Pål Eitrheim, Executive Vice President for New Energy Solutions at Equinor, talks about Equinor's role in the energy transition in our latest #RUKGOW19 Event Partner blog. Pål will be talking at the Opening Session of GOW19 alongside other senior leaders. Register here.
Leading up to this year’s GOW19 conference, I was asked if I could share some of my reflections on the ongoing energy transition, and the journey Equinor has embarked upon in response to this.
In May last year, Statoil became Equinor. In many ways we had become a company which had outlived our name. Our strategy remained firm, and we are as proud as ever of our industrial legacy and our hydrocarbon history. But we needed a name that better reflected our strategy: safe, high value and low carbon, signalling that we are going from being a pure oil and gas company to becoming a broad energy major. We will develop oil, gas, wind and solar power, building a substantial position within renewables.
What are my beliefs about the transition we now find ourselves in? Firstly, the energy transition is irreversible and will accelerate, and secondly, renewable sources will be the most cost competitive source of power.
Global energy systems are in transition
The scope, speed and endgame are still uncertain. The “glass half-empty” perspective is that renewables today are a limited part of the total energy mix. The “glass half-full” view is that the annual growth rates are impressive: On average, solar PV and offshore wind is expected to grow by 17 percent per year to 2030, according to the IEA and BNEF.
The transition is affecting political, economic, social and investor preferences and priorities. EU member states will this year conclude plans to integrate their climate and energy objectives, targets, policies and actions. 46 countries, and three U.S. states, have so far introduced or announced some form of carbon pricing. According to the Oxford Institute of Energy Studies, coal is facing a 40 percent discount rate among some investors.
Many want the energy transition to happen faster, but energy systems are slow-moving. I have a market-based view on this. Yes, policies and regulations matter. They are in fact key to change the future energy mix, the scope and speed of the transition. Still, forces of commercial gravity tend to prevail.

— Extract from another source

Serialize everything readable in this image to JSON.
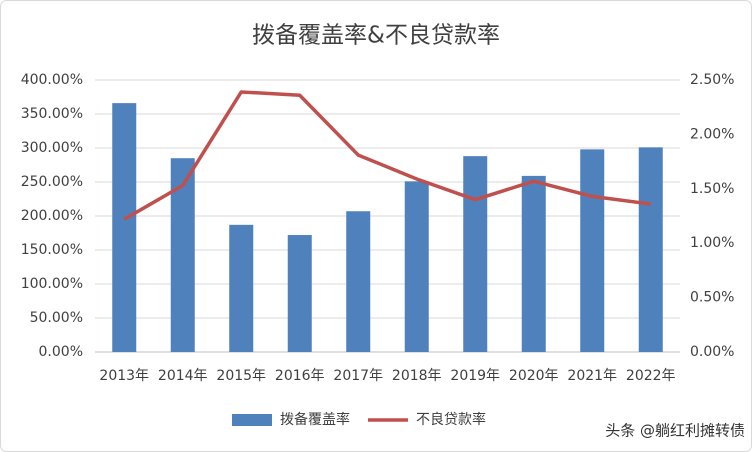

Ultimately renewables will have to outcompete and outperform hydrocarbons.
The energy transition will be a marathon, not a sprint.
It will be gradual and move at different speeds in different markets. I believe renewables – over time – will have to replace hydrocarbons on the merits of being clean, affordable, and reliable alternatives.

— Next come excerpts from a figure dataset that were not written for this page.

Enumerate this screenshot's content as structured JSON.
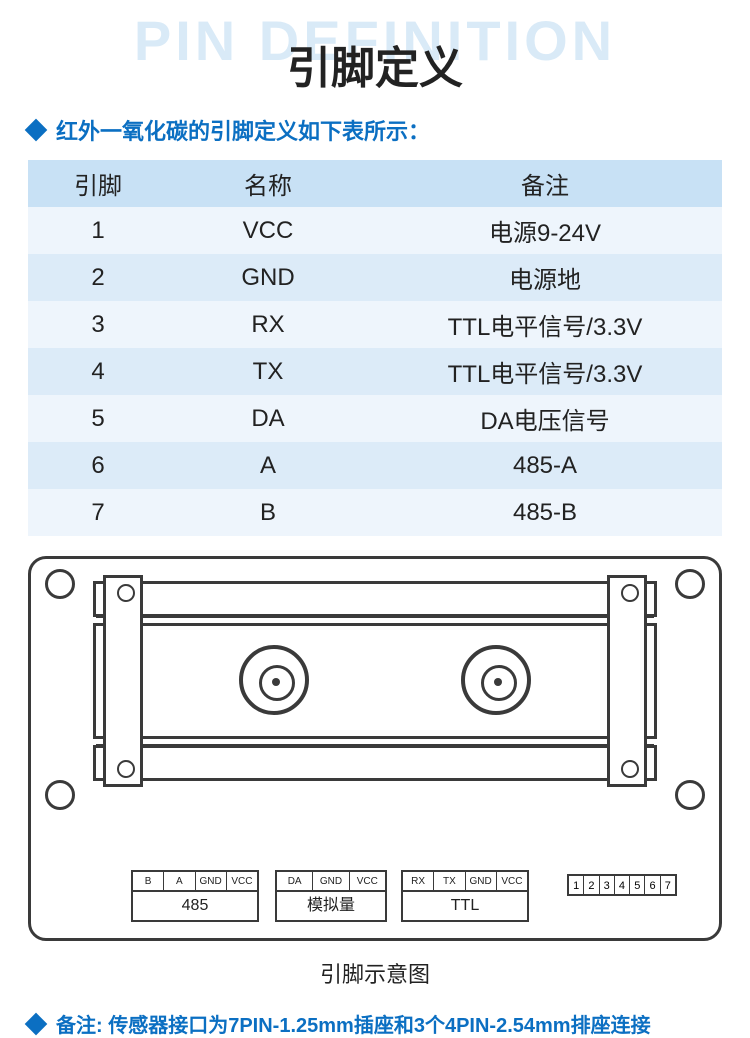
{
  "watermark": "PIN DEFINITION",
  "title": "引脚定义",
  "subtitle": "红外一氧化碳的引脚定义如下表所示：",
  "table": {
    "columns": [
      "引脚",
      "名称",
      "备注"
    ],
    "rows": [
      [
        "1",
        "VCC",
        "电源9-24V"
      ],
      [
        "2",
        "GND",
        "电源地"
      ],
      [
        "3",
        "RX",
        "TTL电平信号/3.3V"
      ],
      [
        "4",
        "TX",
        "TTL电平信号/3.3V"
      ],
      [
        "5",
        "DA",
        "DA电压信号"
      ],
      [
        "6",
        "A",
        "485-A"
      ],
      [
        "7",
        "B",
        "485-B"
      ]
    ]
  },
  "diagram": {
    "connector1": {
      "pins": [
        "B",
        "A",
        "GND",
        "VCC"
      ],
      "label": "485"
    },
    "connector2": {
      "pins": [
        "DA",
        "GND",
        "VCC"
      ],
      "label": "模拟量"
    },
    "connector3": {
      "pins": [
        "RX",
        "TX",
        "GND",
        "VCC"
      ],
      "label": "TTL"
    },
    "connector4": {
      "pins": [
        "1",
        "2",
        "3",
        "4",
        "5",
        "6",
        "7"
      ]
    },
    "caption": "引脚示意图"
  },
  "footnote": "备注: 传感器接口为7PIN-1.25mm插座和3个4PIN-2.54mm排座连接",
  "colors": {
    "accent": "#0b6fc2",
    "watermark": "#d9eaf7",
    "header_bg": "#c8e1f5",
    "row_odd": "#eef5fc",
    "row_even": "#dcebf8",
    "line": "#3a3a3a"
  }
}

In the electricity generation sector, renewable energy is at the centre, becoming competitive without subsidies in many markets. This growth is partly a result of political will and decision-making and partly market-driven by renewables being the cheapest solution. Continued improvements in technology and digitalisation will lead to further cost improvements.

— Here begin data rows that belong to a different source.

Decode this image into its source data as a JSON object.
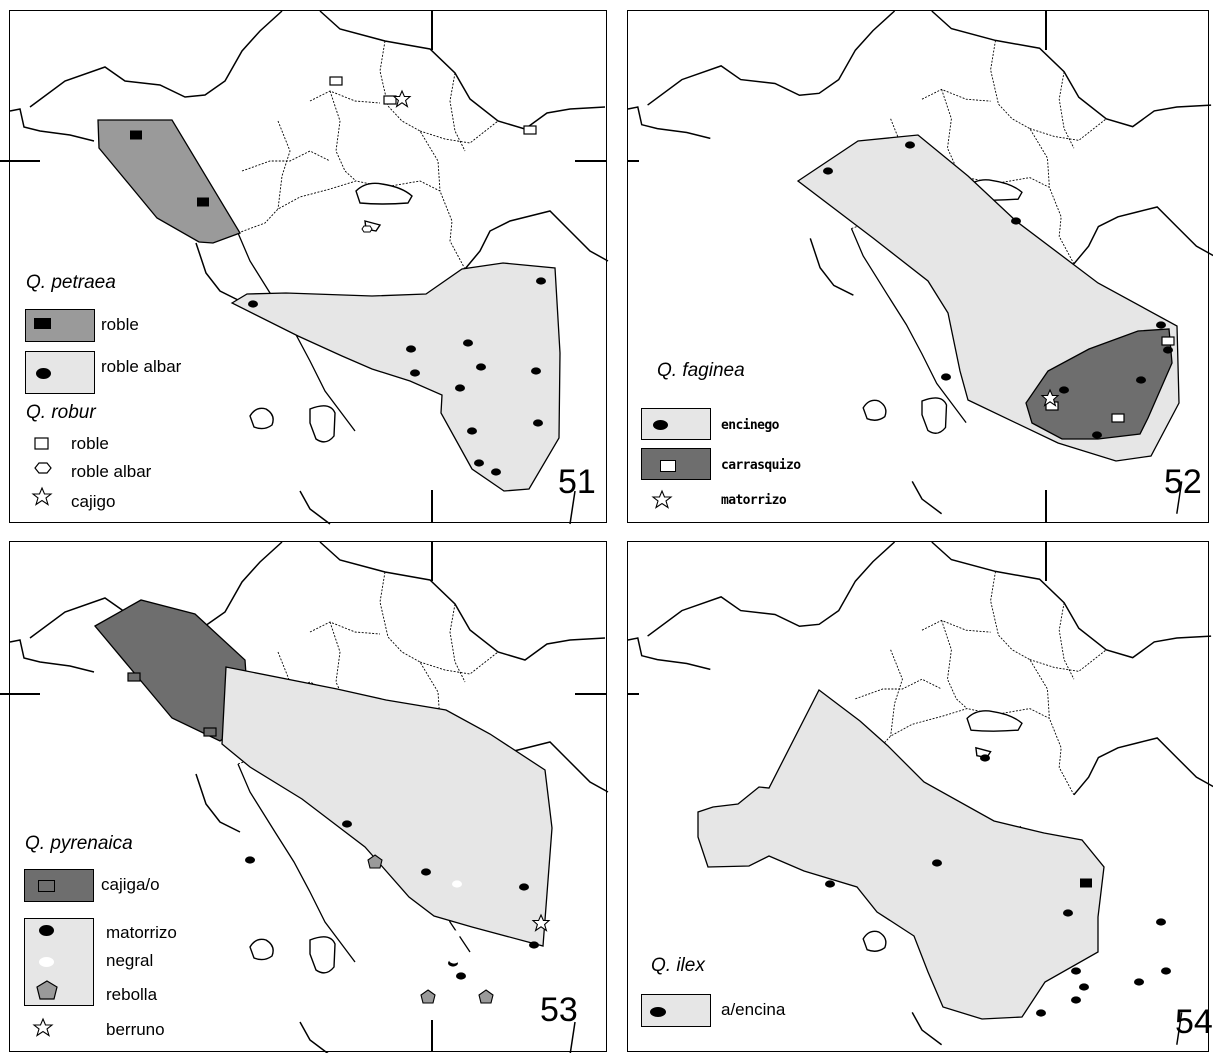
{
  "colors": {
    "range_light": "#e6e6e6",
    "range_mid": "#9a9a9a",
    "range_dark": "#6e6e6e",
    "border": "#000000"
  },
  "maps": [
    {
      "number": "51",
      "legend": [
        {
          "title": "Q. petraea",
          "items": [
            {
              "symbol": "black-rect-on-mid-gray",
              "label": "roble"
            },
            {
              "symbol": "black-dot-on-light-gray",
              "label": "roble albar"
            }
          ]
        },
        {
          "title": "Q. robur",
          "items": [
            {
              "symbol": "open-square-icon",
              "label": "roble"
            },
            {
              "symbol": "open-hexagon-icon",
              "label": "roble albar"
            },
            {
              "symbol": "open-star-icon",
              "label": "cajigo"
            }
          ]
        }
      ]
    },
    {
      "number": "52",
      "legend": [
        {
          "title": "Q. faginea",
          "items": [
            {
              "symbol": "black-dot-on-light-gray",
              "label": "encinego"
            },
            {
              "symbol": "open-square-on-dark-gray",
              "label": "carrasquizo"
            },
            {
              "symbol": "open-star-icon",
              "label": "matorrizo"
            }
          ]
        }
      ]
    },
    {
      "number": "53",
      "legend": [
        {
          "title": "Q. pyrenaica",
          "items": [
            {
              "symbol": "open-square-on-dark-gray",
              "label": "cajiga/o"
            },
            {
              "symbol": "black-dot-on-light-gray",
              "label": "matorrizo"
            },
            {
              "symbol": "white-dot-on-light-gray",
              "label": "negral"
            },
            {
              "symbol": "gray-pentagon-icon",
              "label": "rebolla"
            },
            {
              "symbol": "open-star-icon",
              "label": "berruno"
            }
          ]
        }
      ]
    },
    {
      "number": "54",
      "legend": [
        {
          "title": "Q. ilex",
          "items": [
            {
              "symbol": "black-dot-on-light-gray",
              "label": "a/encina"
            }
          ]
        }
      ]
    }
  ]
}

The offshore wind industry is at the forefront of this development. The offshore wind market is projected to grow significantly over the next decade from today’s 18GW towards 130GW in 2030.
Some markets, like the UK, have come a long way. In fact, the offshore wind industry ensures that the UK can significantly increase its share of affordable renewable generation while continuing to cut carbon emissions.
Through the Sector Deal, the UK has consolidated its position as a global leader and innovator in offshore wind. As a result, offshore wind will become the backbone of the UK’s low-carbon electricity system.
To follow, more countries with long coasts and wind resources have stated that offshore wind is a growth market and an important part of the future energy mix. No one knows how the mix will look in 2050. But what we know for sure is that the world will look very different in 2030, 2040 and 2050.
We all acknowledge the large shifts taking place in the world’s energy systems. The ongoing transition is irreversible and enjoys widespread public support. By taking an active part, we - the industry, can demonstrate that we are committed to accelerate the renewal of the world’s energy mix.
There is every reason to believe that the offshore wind technology will play an increasingly central role in the way we generate clean electricity in the decades ahead and become a central part of the path towards a zero-carbon economy.
Equinor’s ambition is to be at the forefront of the ongoing energy transition to a less carbon-intensive and more sustainable energy system. For us, this is a powerful demonstration of what we aspire to be - a broad energy major continuing to grow within oil, gas, and renewable energy.
The UK has a unique opportunity to continue to develop a technology which has a truly global potential, and I am excited about attending GOW19 to explore these possibilities further.